Hatchet II never soars to the deliriously absurd heights of Piranha 3D, though it does feel more genuine, in that it plays more like an actual product of the 1980s, as opposed to Alexandre Aja's CG-heavy semi-parody. Given his horror pedigree, it's nice to see Todd get substantially more screen time in this sequel, and though genre veteran Harris delivers her lines with a nasal whine that travels through the cochlea with the grace of broken glass, it's impossible not to cheer her on once she goes back to war in the wetlands. For a guy who's spent a good portion of his film career smothered in layers of latex, Hodder gets a decent amount of face time in a sequence that cleverly builds on Crowley's legend by revealing some facts that flow seamlessly with the original myth, and eagle-eyed horror geeks will have a gruesome good time spotting all of the cameos by some genuine genre legends.
If you're a hardcore horror fan in the vicinity of an AMC theater, be sure to get out there opening weekend and support their decision to release Hatchet II unrated. Not only will you walk out of the theater feeling like you've gotten a bloody good run for your money, but you'll also be sending the MPAA a clear message: keep your scissors to yourselves, and leave the decision of what audiences should see exactly where it belongs -- in the hands of paying moviegoers.

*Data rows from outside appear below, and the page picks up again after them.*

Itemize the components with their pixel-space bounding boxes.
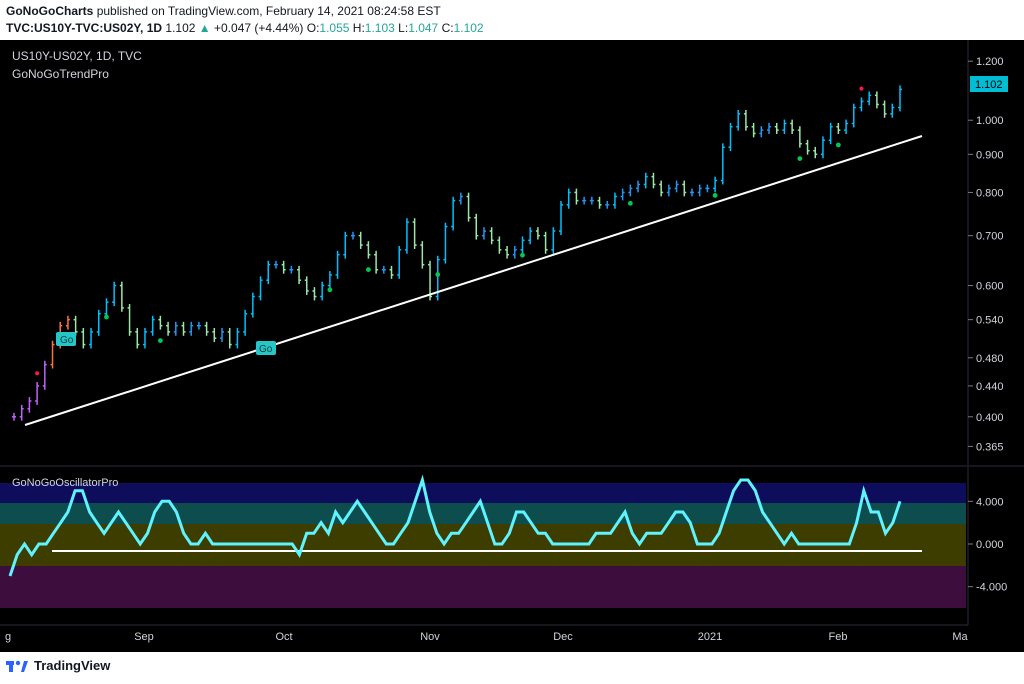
chart-svg[interactable]: US10Y-US02Y, 1D, TVC GoNoGoTrendPro Go G…	[0, 40, 1024, 652]
go-badge-1	[56, 332, 76, 346]
go-signal-dot	[327, 287, 333, 293]
ohlc-line: TVC:US10Y-TVC:US02Y, 1D 1.102 ▲ +0.047 (…	[6, 21, 484, 35]
oscillator-line	[8, 474, 902, 577]
tradingview-icon	[6, 660, 28, 672]
up-arrow-icon: ▲	[198, 21, 211, 35]
go-badges: Go Go	[56, 332, 276, 355]
footer: TradingView	[0, 652, 1024, 684]
price-tick-label: 1.200	[976, 56, 1004, 68]
osc-tick-label: -4.000	[976, 582, 1007, 594]
time-tick-label: Feb	[829, 631, 848, 643]
price-tick-label: 0.400	[976, 412, 1004, 424]
low-label: L:	[398, 21, 409, 35]
time-tick-label: 2021	[698, 631, 722, 643]
time-tick-label: Nov	[420, 631, 440, 643]
symbol-label[interactable]: TVC:US10Y-TVC:US02Y, 1D	[6, 21, 163, 35]
price-pane[interactable]: US10Y-US02Y, 1D, TVC GoNoGoTrendPro Go G…	[12, 40, 1008, 465]
price-tick-label: 0.540	[976, 315, 1004, 327]
time-tick-label: Oct	[275, 631, 292, 643]
go-signal-dot	[104, 314, 109, 320]
time-axis: g Sep Oct Nov Dec 2021 Feb Ma	[5, 631, 969, 643]
close-label: C:	[441, 21, 454, 35]
price-tick-label: 1.000	[976, 115, 1004, 127]
nogo-signal-dot	[35, 371, 40, 376]
last-price-label: 1.102	[975, 79, 1003, 91]
change-value: +0.047 (+4.44%)	[214, 21, 304, 35]
osc-band-lower	[0, 566, 966, 608]
time-tick-label: Sep	[134, 631, 154, 643]
price-tick-label: 0.440	[976, 381, 1004, 393]
price-pane-title: US10Y-US02Y, 1D, TVC	[12, 49, 142, 63]
trend-indicator-title: GoNoGoTrendPro	[12, 67, 109, 81]
go-signal-dot	[435, 272, 441, 277]
oscillator-title: GoNoGoOscillatorPro	[12, 477, 118, 489]
price-tick-label: 0.600	[976, 281, 1004, 293]
time-tick-label: Ma	[952, 631, 968, 643]
time-tick-label: Dec	[553, 631, 573, 643]
osc-tick-label: 0.000	[976, 539, 1004, 551]
last-price-tag	[970, 76, 1008, 92]
price-tick-label: 0.365	[976, 441, 1004, 453]
trendline[interactable]	[24, 135, 923, 426]
go-badge-2	[256, 341, 276, 355]
last-value: 1.102	[165, 21, 196, 35]
go-signal-dot	[366, 267, 371, 273]
open-label: O:	[306, 21, 320, 35]
oscillator-pane[interactable]: GoNoGoOscillatorPro 4.000 0.000 -4.000	[0, 466, 1007, 625]
price-tick-label: 0.700	[976, 231, 1004, 243]
published-text: published on TradingView.com, February 1…	[96, 4, 441, 18]
price-bars	[12, 85, 902, 421]
go-signal-dot	[627, 200, 633, 206]
time-tick-label: g	[5, 631, 11, 643]
go-signal-dot	[835, 142, 841, 148]
go-signal-dot	[157, 338, 163, 344]
close-value: 1.102	[453, 21, 484, 35]
nogo-signal-dot	[859, 86, 864, 91]
osc-band-top	[0, 483, 966, 503]
publish-line: GoNoGoCharts published on TradingView.co…	[6, 4, 441, 18]
go-badge-2-label: Go	[259, 344, 273, 355]
high-value: 1.103	[364, 21, 395, 35]
header: GoNoGoCharts published on TradingView.co…	[0, 0, 1024, 40]
chart-area[interactable]: US10Y-US02Y, 1D, TVC GoNoGoTrendPro Go G…	[0, 40, 1024, 652]
go-signal-dot	[712, 193, 718, 198]
go-signal-dot	[520, 252, 525, 258]
go-badge-1-label: Go	[60, 335, 74, 346]
publisher-name[interactable]: GoNoGoCharts	[6, 4, 94, 18]
high-label: H:	[352, 21, 365, 35]
price-tick-label: 0.900	[976, 149, 1004, 161]
low-value: 1.047	[408, 21, 439, 35]
open-value: 1.055	[319, 21, 350, 35]
tradingview-brand: TradingView	[34, 658, 111, 673]
tradingview-logo[interactable]: TradingView	[6, 658, 110, 673]
price-tick-label: 0.480	[976, 353, 1004, 365]
price-tick-label: 0.800	[976, 187, 1004, 199]
osc-tick-label: 4.000	[976, 496, 1004, 508]
go-signal-dot	[797, 156, 803, 162]
oscillator-axis: 4.000 0.000 -4.000	[968, 496, 1007, 594]
price-axis: 1.200 1.000 0.900 0.800 0.700 0.600 0.540 0.480…	[968, 56, 1004, 453]
signal-dots	[35, 86, 864, 376]
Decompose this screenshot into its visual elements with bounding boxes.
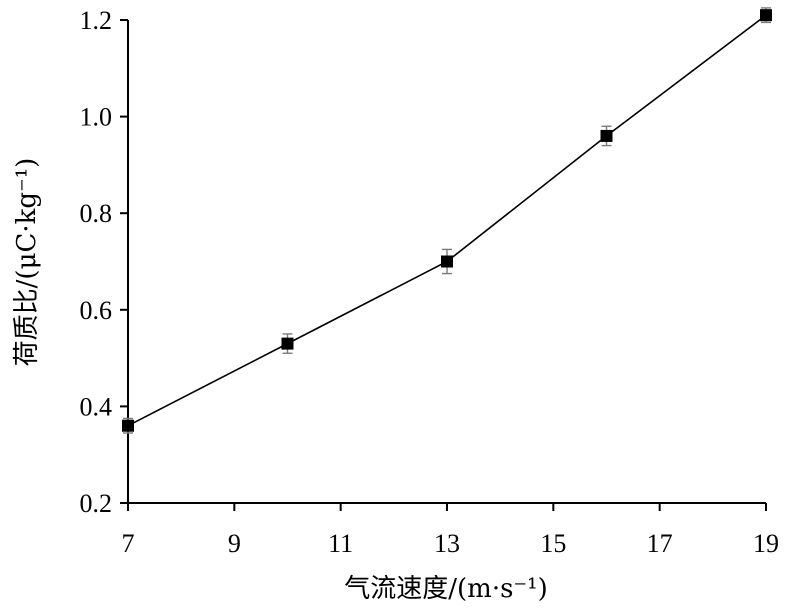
data-point-marker [600, 129, 613, 142]
plot-area [122, 7, 772, 434]
y-tick-label: 1.2 [80, 6, 113, 35]
x-tick-label: 9 [228, 529, 241, 558]
data-point-marker [441, 255, 453, 268]
series-line [127, 14, 767, 427]
x-axis-title: 气流速度/(m·s⁻¹) [344, 574, 547, 604]
y-tick-label: 1.0 [80, 103, 113, 132]
data-point-marker [281, 337, 294, 350]
x-tick-label: 15 [540, 529, 566, 558]
y-axis-title: 荷质比/(μC·kg⁻¹) [12, 158, 42, 367]
x-tick-label: 19 [753, 529, 779, 558]
x-tick-label: 11 [328, 529, 353, 558]
y-tick-label: 0.2 [80, 489, 113, 518]
data-point-marker [760, 9, 772, 22]
x-tick-label: 7 [122, 529, 135, 558]
y-tick-label: 0.6 [80, 296, 113, 325]
data-point-marker [122, 419, 134, 432]
x-tick-label: 13 [434, 529, 460, 558]
y-tick-label: 0.4 [80, 392, 113, 421]
y-tick-label: 0.8 [80, 199, 113, 228]
x-tick-label: 17 [647, 529, 673, 558]
axes: 0.2 0.4 0.6 0.8 1.0 1.2 7 9 11 13 15 17 19 [80, 6, 780, 558]
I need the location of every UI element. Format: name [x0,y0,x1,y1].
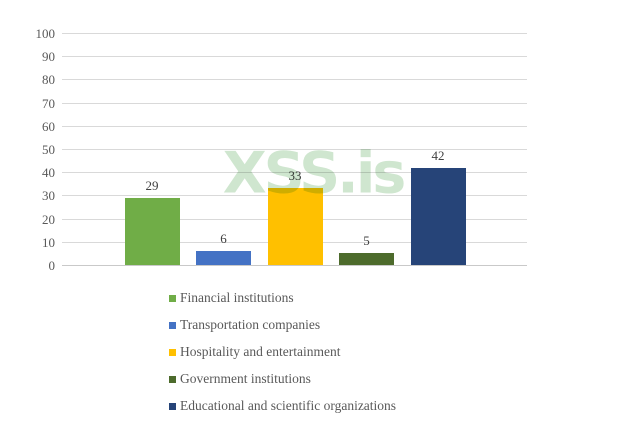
legend-item-financial-institutions: Financial institutions [169,291,294,305]
bar-value-financial-institutions: 29 [145,177,159,193]
gridline-y-0 [62,265,527,266]
bar-educational-and-scientific-organizations [410,167,466,265]
bar-transportation-companies [196,251,251,265]
gridline-y-80 [62,79,527,80]
y-axis-tick-100: 100 [35,26,56,41]
legend-swatch-financial-institutions [169,294,176,302]
bar-government-institutions [339,253,394,265]
legend-item-educational-and-scientific-organizations: Educational and scientific organizations [169,399,396,413]
bar-value-hospitality-and-entertainment: 33 [288,168,302,184]
y-axis-tick-80: 80 [42,72,55,87]
legend-swatch-educational-and-scientific-organizations [169,402,176,410]
gridline-y-100 [62,33,527,34]
bar-hospitality-and-entertainment [267,188,323,265]
gridline-y-90 [62,56,527,57]
legend-label: Transportation companies [180,317,321,332]
legend-swatch-transportation-companies [169,321,176,329]
gridline-y-60 [62,126,527,127]
y-axis-tick-50: 50 [42,142,55,157]
y-axis-tick-90: 90 [42,49,55,64]
bar-financial-institutions [124,197,180,265]
legend-item-hospitality-and-entertainment: Hospitality and entertainment [169,345,340,359]
legend-item-government-institutions: Government institutions [169,372,311,386]
legend-label: Financial institutions [180,290,294,305]
bar-value-educational-and-scientific-organizations: 42 [431,147,445,163]
y-axis-tick-20: 20 [42,212,55,227]
legend-item-transportation-companies: Transportation companies [169,318,320,332]
y-axis-tick-0: 0 [48,258,56,273]
gridline-y-40 [62,172,527,173]
y-axis-tick-30: 30 [42,188,55,203]
y-axis-tick-10: 10 [42,235,55,250]
gridline-y-70 [62,103,527,104]
y-axis-tick-60: 60 [42,119,55,134]
bar-value-transportation-companies: 6 [220,231,227,247]
y-axis-tick-40: 40 [42,165,55,180]
y-axis-tick-70: 70 [42,96,55,111]
legend-swatch-hospitality-and-entertainment [169,348,176,356]
gridline-y-50 [62,149,527,150]
legend-label: Hospitality and entertainment [180,344,341,359]
legend-label: Educational and scientific organizations [180,398,397,413]
legend-label: Government institutions [180,371,311,386]
bar-value-government-institutions: 5 [363,233,370,249]
legend-swatch-government-institutions [169,375,176,383]
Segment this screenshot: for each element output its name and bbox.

Scream queen Danielle Harris takes over the role originated by Tamara Feldman in writer/director Adam Green's eagerly anticipated sequel to the retro horror hit that introduced audiences to Victor Crowley (Kane Hodder), a psychotic, hideously deformed swamp-dweller who doesn't take kindly to uninvited guests. Picking up precisely where its bloody precursor left off, Hatchet II finds Marybeth (Harris) in a boat, struggling to escape from Crowley's crushing grip after seeing all of her friends get brutally slaughtered in a Louisiana swamp. Miraculously, she manages to fight her way free and find her way back to New Orleans, where she seeks out the ominous Reverend Zombie (Tony Todd), the voodoo-shop proprietor who organized her doomed tour of the marshland. Later, after assembling a small squad of rugged hunters, Reverend Zombie accompanies Marybeth back into the bog on a mission to track down Crowley, and finally close the book on his brutal legend. But the further the group ventures into the slough, the more apparent it becomes that Reverend Zombie may have a hidden agenda.